Life

Tonight’s Supermoon Might Seriously Mess With Your Sleep

by Brandi Neal

The forthcoming supermoon, also know as the Full Cold Moon, isn't likely to turn you into a werewolf, but it could leave you feeling tired and cranky. Yes, the December full moon might mess with your sleep, but whether or not you are affected could be as simple as whether or not you believe that the moon influences sleep cycles. While anecdotal evidence strongly suggests that full moons can disrupt people's sleep cycles, there is no definitive scientific evidence to back up this claim.

Despite the World Journal of Surgery reporting that 40 percent of medical professionals believe that the moon affects human behavior, studies cited in the journal did not find any truth in these superstitions. In fact, it might just be the placebo effect. According to Harvard Medical School, the placebo effect is when something seems to work simply because you think it will. The placebo effect is most often discussed in medical trials when one group of people is given the actual medication, while another is given a sugar pill. However, neither group knows which pill they received.

Harvard Medical School noted that placebos sometimes seem to work as well as actual medications because the people getting the placebo don't know they aren't receiving the real medicine. Basically, because they believe taking the pill will make them feel better, it does. Just like if you believe the full moon will affect your sleep — it will.

Is Full Moon Sleeplessness All In Your Head?

If you apply the logic of the placebo effect to the full moon, it's easy to say that if you think the full moon will cause you to lose sleep, then you are more likely to sleep poorly during a full moon than people who don't believe the moon affects their sleep cycle. Myriad studies have been conducted to attempt to determine whether or not the full moon disrupts people's sleep, but no one study has scientifically proven that the full moon has any effect on sleep patterns.

One study conducted in Switzerland did find that participants monitored over period of three and a half days slept an average of 20 mins less during the full moon, took five minutes longer to fall asleep, and had a 30 percent decrease in deep sleep. However, the study took place in a lab, which could account for the slight decrease in sleep quality — sleeping in a strange place can throw off anyone's sleep cycle. Just think how your sleep quality differs when you're sleeping away from home. Add in being hooked up to monitors while you're trying to get some shut eye, and it's easy to see why these people many have taken longer to fall asleep.

What's more, Ethan Green, founder of the blog No Sleepless Nights, wrote that the full moon sleep study has never been replicated, and the sample of the study was too small to draw any real scientific conclusions. Researchers from the study told CNN that in order to definitively say whether or not the full moon messes with your sleep, a larger of number of people would need to be studied over a period of at least 30 days.

The Moon Messing With Your Sleep Is An Illusion

There's actually a term for believing that the full moon can cause poor sleep quality.

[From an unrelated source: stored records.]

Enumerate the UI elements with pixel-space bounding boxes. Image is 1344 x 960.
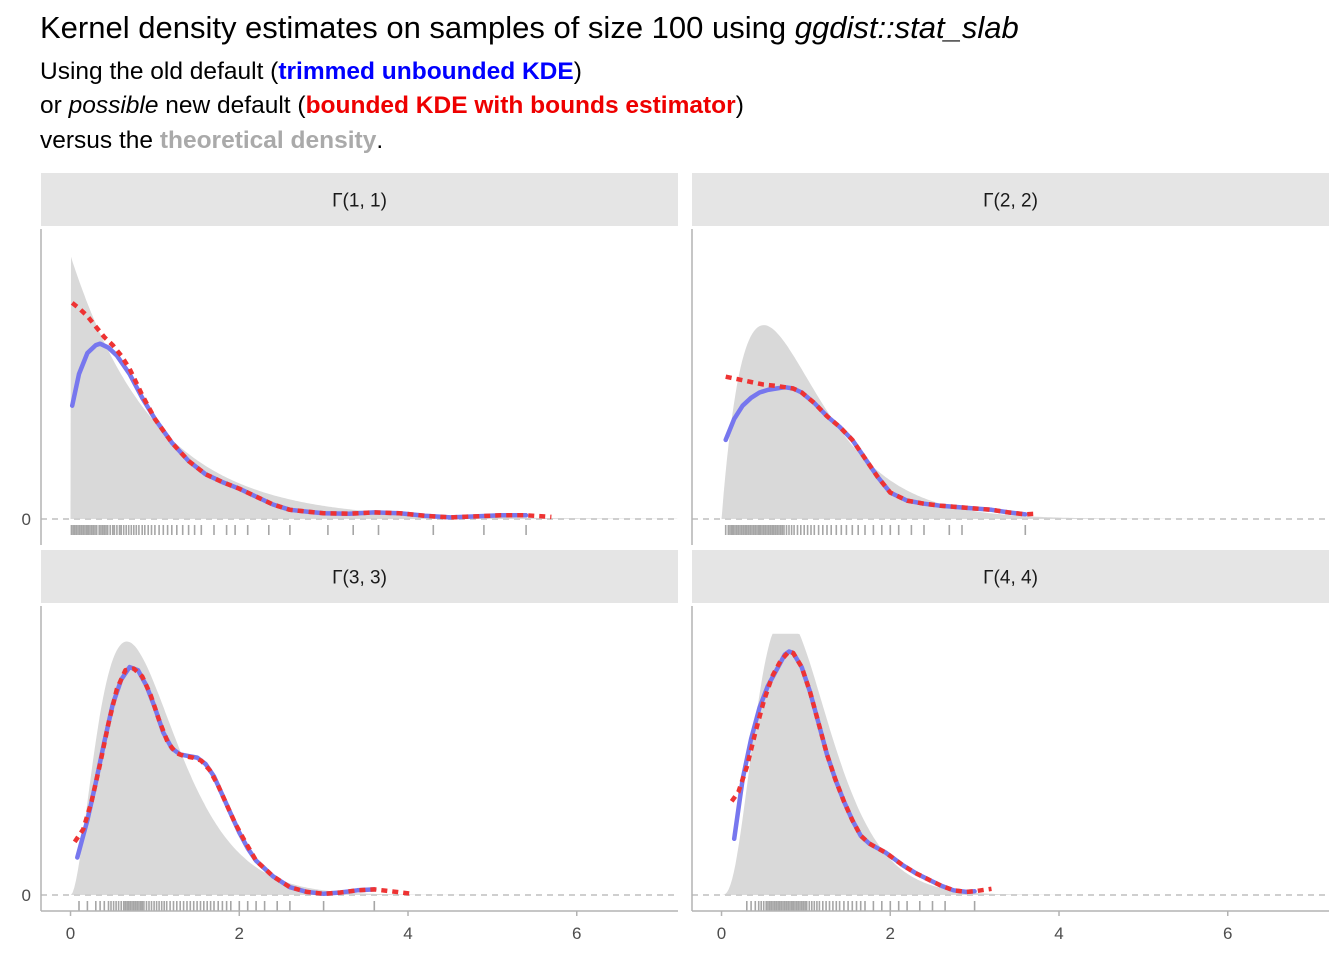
bounded-kde-line [70,301,552,520]
theoretical-density [721,325,1329,519]
panel-4: Γ(4, 4) 0 2 4 6 [691,550,1329,943]
theoretical-density [70,256,678,519]
theoretical-density [721,633,1329,895]
legend-unbounded: trimmed unbounded KDE [278,58,574,85]
x-tick-label: 4 [403,924,412,943]
x-tick-label: 6 [1223,924,1232,943]
x-tick-label: 6 [572,924,581,943]
panel-2: Γ(2, 2) [691,173,1329,545]
theoretical-density [70,641,678,895]
subtitle-line-2: or possible new default (bounded KDE wit… [40,92,744,119]
subtitle-line-3: versus the theoretical density. [40,127,384,154]
panel-3: Γ(3, 3) 0 0 2 4 6 [22,550,678,943]
bounded-kde-line [72,666,413,897]
subtitle-line-1: Using the old default (trimmed unbounded… [40,58,582,85]
x-tick-label: 4 [1054,924,1063,943]
bounded-kde-line [729,649,992,895]
x-tick-label: 2 [235,924,244,943]
facet-label: Γ(3, 3) [332,568,387,589]
panel-1: Γ(1, 1) 0 [22,173,678,545]
x-tick-label: 0 [66,924,75,943]
facet-strip [41,173,678,226]
legend-theoretical: theoretical density [159,127,377,154]
facet-label: Γ(4, 4) [983,568,1038,589]
facet-label: Γ(2, 2) [983,191,1038,212]
facet-strip [41,550,678,603]
rug [70,525,527,535]
x-tick-label: 0 [717,924,726,943]
y-tick-label: 0 [22,510,31,529]
facet-strip [692,173,1329,226]
x-tick-label: 2 [886,924,895,943]
legend-bounded: bounded KDE with bounds estimator [305,92,736,119]
chart-title: Kernel density estimates on samples of s… [40,10,1019,45]
rug [724,525,1027,535]
facet-strip [692,550,1329,603]
facet-label: Γ(1, 1) [332,191,387,212]
bounded-kde-line [725,374,1039,517]
unbounded-kde-line [723,384,1028,517]
y-tick-label: 0 [22,886,31,905]
rug [78,901,376,911]
rug [745,901,976,911]
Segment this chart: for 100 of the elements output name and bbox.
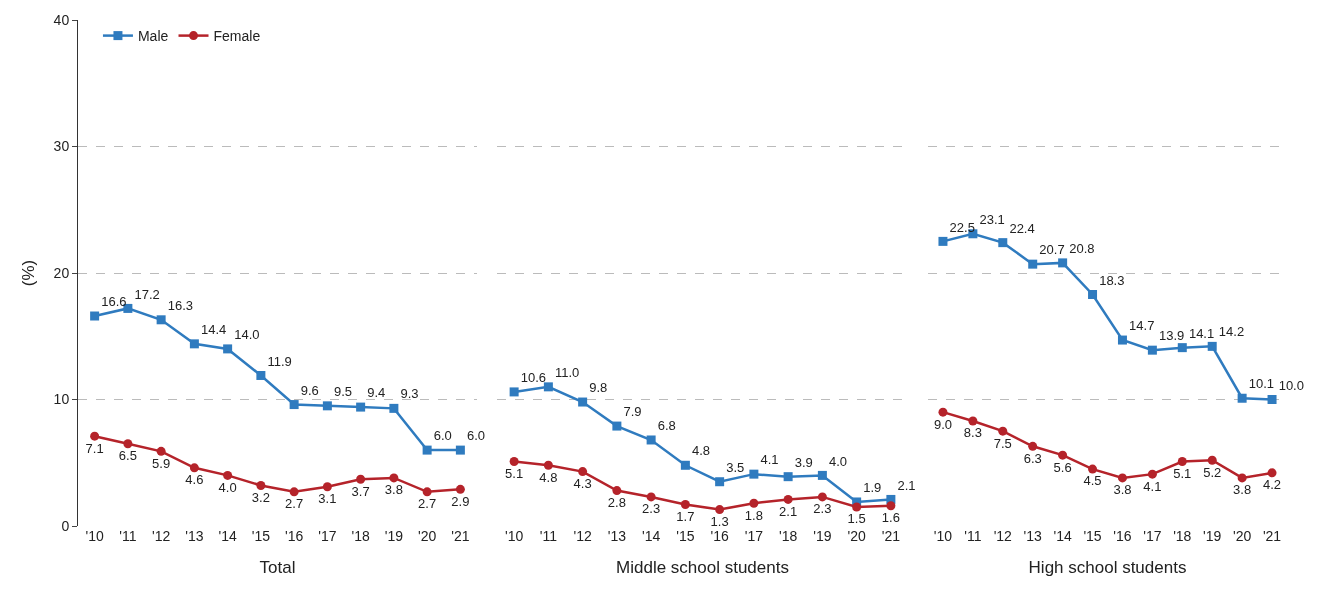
x-tick-label: '10	[85, 528, 104, 544]
data-label: 6.3	[1023, 450, 1042, 466]
point	[1177, 456, 1187, 466]
point	[817, 470, 827, 480]
point	[509, 456, 519, 466]
point	[455, 445, 465, 455]
data-label: 14.1	[1188, 325, 1215, 341]
data-label: 4.6	[185, 472, 204, 488]
data-label: 4.8	[539, 469, 558, 485]
point	[356, 474, 366, 484]
point	[1237, 473, 1247, 483]
data-label: 5.1	[505, 465, 524, 481]
point	[612, 421, 622, 431]
point	[389, 403, 399, 413]
data-label: 7.9	[623, 404, 642, 420]
point	[749, 469, 759, 479]
data-label: 18.3	[1099, 272, 1125, 288]
data-label: 22.4	[1009, 220, 1035, 236]
data-label: 3.1	[318, 491, 337, 507]
point	[1028, 259, 1038, 269]
point	[646, 435, 656, 445]
point	[852, 502, 862, 512]
point	[1058, 450, 1068, 460]
point	[189, 463, 199, 473]
point	[289, 400, 299, 410]
legend-label: Female	[213, 28, 261, 45]
point	[998, 238, 1008, 248]
point	[715, 477, 725, 487]
data-label: 11.0	[555, 364, 580, 380]
data-label: 8.3	[963, 425, 982, 441]
data-label: 3.2	[251, 489, 270, 505]
data-label: 2.3	[813, 501, 832, 517]
data-label: 6.0	[467, 428, 486, 444]
point	[680, 460, 690, 470]
data-label: 4.3	[573, 475, 592, 491]
data-label: 2.1	[779, 503, 798, 519]
data-label: 7.1	[85, 440, 104, 456]
x-tick-label: '20	[418, 528, 437, 544]
x-tick-label: '16	[285, 528, 304, 544]
point	[612, 486, 622, 496]
y-tick-label: 20	[53, 264, 70, 281]
x-tick-label: '18	[351, 528, 370, 544]
point	[646, 492, 656, 502]
data-label: 3.8	[384, 482, 403, 498]
point	[422, 487, 432, 497]
data-label: 9.8	[589, 380, 608, 396]
x-tick-label: '21	[881, 528, 901, 544]
data-label: 5.2	[1203, 464, 1222, 480]
point	[455, 484, 465, 494]
point	[123, 439, 133, 449]
data-label: 5.9	[152, 455, 171, 471]
point	[1267, 468, 1277, 478]
point	[1267, 395, 1277, 404]
point	[1117, 335, 1127, 345]
point	[356, 402, 366, 412]
point	[1237, 393, 1247, 403]
data-label: 1.8	[744, 507, 763, 523]
x-tick-label: '14	[1053, 528, 1072, 544]
point	[289, 487, 299, 497]
point	[938, 407, 948, 417]
data-label: 10.6	[520, 370, 547, 386]
data-label: 16.6	[101, 294, 127, 310]
point	[1207, 455, 1217, 465]
y-tick-label: 10	[53, 391, 70, 408]
x-tick-label: '14	[642, 528, 661, 544]
data-label: 3.8	[1113, 482, 1132, 498]
point	[1088, 290, 1098, 300]
data-label: 3.8	[1233, 482, 1252, 498]
x-tick-label: '12	[993, 528, 1013, 544]
x-tick-label: '17	[318, 528, 337, 544]
data-label: 4.1	[1143, 478, 1162, 494]
data-label: 4.0	[218, 479, 237, 495]
x-tick-label: '17	[1143, 528, 1162, 544]
data-label: 10.1	[1248, 376, 1275, 392]
x-tick-label: '11	[964, 528, 982, 544]
point	[389, 473, 399, 483]
data-label: 2.8	[607, 494, 626, 510]
point	[90, 311, 100, 321]
x-tick-label: '13	[607, 528, 627, 544]
point	[578, 397, 588, 407]
data-label: 7.5	[993, 435, 1012, 451]
data-label: 9.0	[933, 416, 952, 432]
x-tick-label: '11	[119, 528, 137, 544]
data-label: 14.4	[201, 321, 227, 337]
data-label: 6.0	[433, 428, 452, 444]
point	[1177, 343, 1187, 353]
point	[886, 501, 896, 511]
data-label: 14.0	[234, 327, 260, 343]
point	[783, 472, 793, 482]
data-label: 13.9	[1159, 328, 1185, 344]
point	[1058, 258, 1068, 268]
data-label: 1.9	[863, 480, 882, 496]
x-tick-label: '19	[1203, 528, 1222, 544]
x-tick-label: '15	[1083, 528, 1102, 544]
point	[817, 492, 827, 502]
point	[1207, 341, 1217, 351]
x-tick-label: '21	[1262, 528, 1282, 544]
point	[783, 494, 793, 504]
data-label: 4.0	[829, 453, 848, 469]
x-tick-label: '14	[218, 528, 237, 544]
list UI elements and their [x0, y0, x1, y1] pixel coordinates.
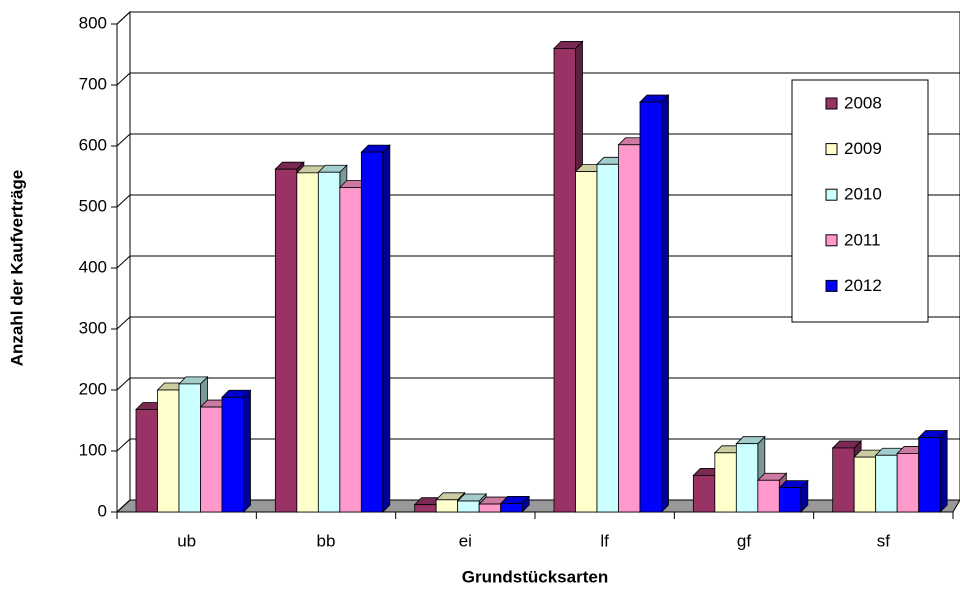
x-axis-label: Grundstücksarten — [462, 567, 608, 586]
bar-front — [596, 163, 619, 513]
legend-label: 2008 — [844, 93, 882, 112]
legend-label: 2012 — [844, 276, 882, 295]
bar-front — [918, 437, 941, 513]
grid-line — [116, 438, 960, 452]
x-tick-label: lf — [600, 531, 609, 550]
bar-front — [896, 453, 920, 513]
bar-front — [414, 504, 437, 513]
bar-front — [178, 383, 201, 513]
grid-line — [116, 316, 960, 330]
bar — [499, 495, 531, 513]
x-tick-label: gf — [737, 531, 751, 550]
legend-swatch — [825, 188, 838, 201]
bar-front — [757, 479, 780, 513]
bar — [360, 144, 391, 513]
y-tick-label: 100 — [79, 440, 107, 459]
legend-box — [791, 79, 929, 323]
grid-line — [116, 377, 960, 391]
bar — [917, 429, 949, 513]
x-tick-label: ei — [459, 531, 472, 550]
x-tick-label: bb — [317, 531, 336, 550]
bar-front — [618, 144, 641, 513]
legend-swatch — [825, 97, 838, 110]
bar-front — [157, 389, 180, 513]
legend-label: 2011 — [844, 230, 881, 249]
legend-swatch — [825, 143, 838, 156]
legend-swatch — [825, 279, 838, 292]
y-tick-label: 500 — [79, 196, 107, 215]
bar-front — [360, 151, 384, 513]
bar — [221, 389, 252, 513]
x-tick-label: sf — [877, 531, 891, 550]
bar-front — [478, 503, 502, 513]
y-tick-label: 800 — [79, 13, 107, 32]
bar-front — [553, 48, 576, 513]
bar-front — [639, 101, 662, 513]
bar-front — [200, 406, 223, 513]
y-axis-label: Anzahl der Kaufverträge — [7, 170, 26, 367]
grid-line — [116, 255, 960, 269]
y-tick-label: 700 — [79, 74, 107, 93]
bar-front — [135, 409, 158, 513]
bar-front — [274, 168, 298, 513]
bar-front — [714, 452, 737, 513]
y-tick-label: 200 — [79, 379, 107, 398]
grid-line — [116, 499, 960, 513]
bar-front — [853, 456, 877, 513]
legend-label: 2009 — [844, 139, 882, 158]
bar-side — [382, 144, 391, 513]
bar-front — [500, 503, 523, 513]
bar-front — [339, 187, 362, 513]
bar-side — [939, 429, 948, 513]
y-tick-label: 0 — [98, 501, 107, 520]
bar — [639, 94, 670, 513]
bar-front — [221, 396, 244, 513]
grid-line — [116, 11, 960, 25]
bar-side — [661, 94, 669, 513]
y-tick-label: 400 — [79, 257, 107, 276]
bar-side — [243, 389, 251, 513]
bar-front — [875, 454, 898, 513]
x-tick-label: ub — [177, 531, 196, 550]
bar-front — [692, 474, 716, 513]
bar — [778, 479, 809, 513]
y-tick-label: 300 — [79, 318, 107, 337]
legend-label: 2010 — [844, 185, 882, 204]
grid-line — [116, 72, 960, 86]
grid-line — [116, 133, 960, 147]
y-tick-label: 600 — [79, 135, 107, 154]
grid-line — [116, 194, 960, 208]
bar-front — [778, 487, 802, 513]
legend-swatch — [825, 234, 838, 247]
bar-front — [296, 172, 319, 513]
bar-front — [575, 171, 598, 513]
bar-front — [832, 447, 855, 513]
bar-front — [317, 171, 341, 513]
bar-front — [435, 499, 459, 513]
bar-front — [457, 500, 480, 513]
bar-front — [735, 443, 759, 513]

In the book Facts and Fictions in Mental Health, authors Hal Arkowitz and Scott O. Lilienfeld noted that University of Wisconsin–Madison psychologists Loren and Jean Chapman defined this phenomenon as “illusory correlation,” the perception of an association that doesn't exist.

You can actually apply this term to anything, like believing that if you step on a crack you'll break your mother's back, but for the purposes of this theory, I'm going to apply it to the belief that your sleep suffers during the full moon. The belief that moon has an effect on human behavior dates back thousands of years, and it's continually reinforced through movies, stories, and folklore. Many people simple accept this as fact and don't bother to do any real investigation to find out if it's true. But, by believing it's true, you — not the moon — might actually be responsible for disrupting your sleep.

Additionally, an article by Tom Jacobs in Pacific Standard cited new studies revealing that even people who have vast knowledge of a topic may still buy into falsehoods if they'e repeated enough. "Statements you've heard many times are easier to process, and this ease leads people 'to the sometimes false conclusion that they are more truthful,' the researchers write. Their key — and disheartening — revelation is that they found examples of this unfortunate dynamic 'even when participants knew better.'"

Falsehoods about the moon have likely been repeated to you over and over since you were a child. And, let's face it — believing in superstitions is fun. However, according to science, if you don't want your sleep to suffer during the December supermoon, all you have to do is stop buying into the belief that it will. Once you do this you should sleep as well as Joey and Chandler did on Friends when they took those naps together.